McDONALDS IS ALWAYS THE ANSWER. They are everywhere. We found this one within about 50m of the Trevi down a cute alleyway. Tip: Use the disabled loos - they usually have change tables and if not, there is usually enough space to lie the little minx down and change offending nappy. It is also a perfect opportunity for the whole family to relieve themselves ;)
On the way back to the bus, we wandered through a very glam shopping mall with lots of designer shops. I was in heaven. Husband was in hell. Charlie made sure we got out of there really quickly. Apparently children and designer shops do not mix in some people's eyes. I am sure it would be different if we were all dressed head to toe in Gucci for god's sake.
Why do people buy designer crap anyway? Does anyone out there really pay $600 for a cardigan? I'll shut up now, I'm just jealous.
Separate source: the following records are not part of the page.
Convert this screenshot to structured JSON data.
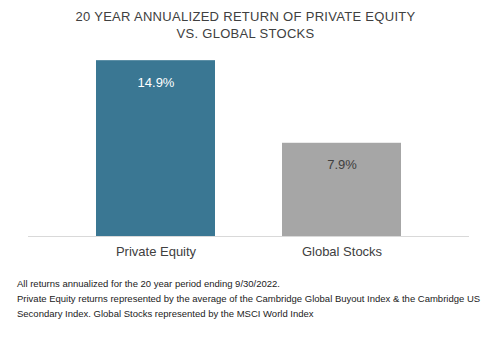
{
  "chart_data": {
    "type": "bar",
    "title": [
      "20 YEAR ANNUALIZED RETURN OF PRIVATE EQUITY",
      "VS. GLOBAL STOCKS"
    ],
    "categories": [
      "Private Equity",
      "Global Stocks"
    ],
    "values": [
      14.9,
      7.9
    ],
    "value_labels": [
      "14.9%",
      "7.9%"
    ],
    "colors": [
      "#3a7793",
      "#a6a6a6"
    ],
    "data_labels": true,
    "tick_labels": "x",
    "ylim": [
      0,
      15
    ],
    "notes": [
      "All returns annualized for the 20 year period ending 9/30/2022.",
      "Private Equity returns represented by the average of the Cambridge Global Buyout Index & the Cambridge US Secondary Index. Global Stocks represented by the MSCI World Index"
    ]
  }
}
After getting off at Termini, we walked around Repubblica looking for somewhere to eat. Most people here don't have dinner until like, 8pm so trying to find somewhere at 6pm was pretty hard. We were STARVING! Finally we found a little pizzeria/ristorante near the station which looked fairly decent. Charlie decided to throw an ultra tantrum so he was strapped into his pram screaming. It was that or have him run out onto busy streets so tough luck, little man.
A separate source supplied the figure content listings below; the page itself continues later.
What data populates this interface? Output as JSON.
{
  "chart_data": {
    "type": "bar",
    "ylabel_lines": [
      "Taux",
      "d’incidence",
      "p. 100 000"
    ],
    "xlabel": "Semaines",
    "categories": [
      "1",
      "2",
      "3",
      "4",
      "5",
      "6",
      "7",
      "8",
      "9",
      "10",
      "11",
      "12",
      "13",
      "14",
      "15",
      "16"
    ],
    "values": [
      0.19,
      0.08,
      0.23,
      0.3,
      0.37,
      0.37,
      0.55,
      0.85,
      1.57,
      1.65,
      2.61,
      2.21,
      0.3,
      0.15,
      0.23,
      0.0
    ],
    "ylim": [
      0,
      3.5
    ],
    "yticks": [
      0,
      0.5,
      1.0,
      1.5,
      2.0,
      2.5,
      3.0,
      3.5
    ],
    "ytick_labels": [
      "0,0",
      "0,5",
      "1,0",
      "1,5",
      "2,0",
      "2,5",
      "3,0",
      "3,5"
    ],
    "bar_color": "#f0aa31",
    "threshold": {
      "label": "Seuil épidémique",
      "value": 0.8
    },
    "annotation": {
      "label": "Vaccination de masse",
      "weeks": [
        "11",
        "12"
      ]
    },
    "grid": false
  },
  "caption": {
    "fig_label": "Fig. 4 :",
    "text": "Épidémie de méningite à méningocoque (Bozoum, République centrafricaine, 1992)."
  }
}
I swear we had the waiter from hell but apparently it is rather normal to have bad customer service. Considering everybody else but this guy on the trip were awesome, I think he just had issues. We were basically treated like it was a hassle to serve us. In the end, in my inimitable fashion, I simply sat down at a table and *demanded* a menu. I swear he rolled his eyes at me. Was it Charlie, the only child there? Was it just that we were tourists? Bizarre rude behaviour.
After a fairly decent spag bol and margherita and a glass of wine that could not be drunk due to it being disgusting, we went to pay the bill and leave. Suddenly, a black cloud hovered over the area and fork lightning appeared, crashing thunder sounded and the rain fell down. We were in summer clothes. I think I was wearing a little dress and sandals. Oh well at least it was still warmish.
As everyone (except us) panicked, the hawkers changed from selling parasols to selling umbrellas. One guy came up to us like it was the end of the world and pleaded with us to buy an umbrella. Upon refusal by husband, he angrily stated that we would all get sick and end up in hospital. Was that a curse? A threat? Oh well, it made us giggle! I felt like saying, 'Come to Perth in July! This is normal!'.
Back to the apartment and the boys fell asleep while I read an entire book: My Sister's Keeper (I haven't seen the film). Around 3 hours later, I was blubbing in the bathroom so hard I couldn't read the words on the page any longer. Exhausted physically and emotionally, I fell asleep.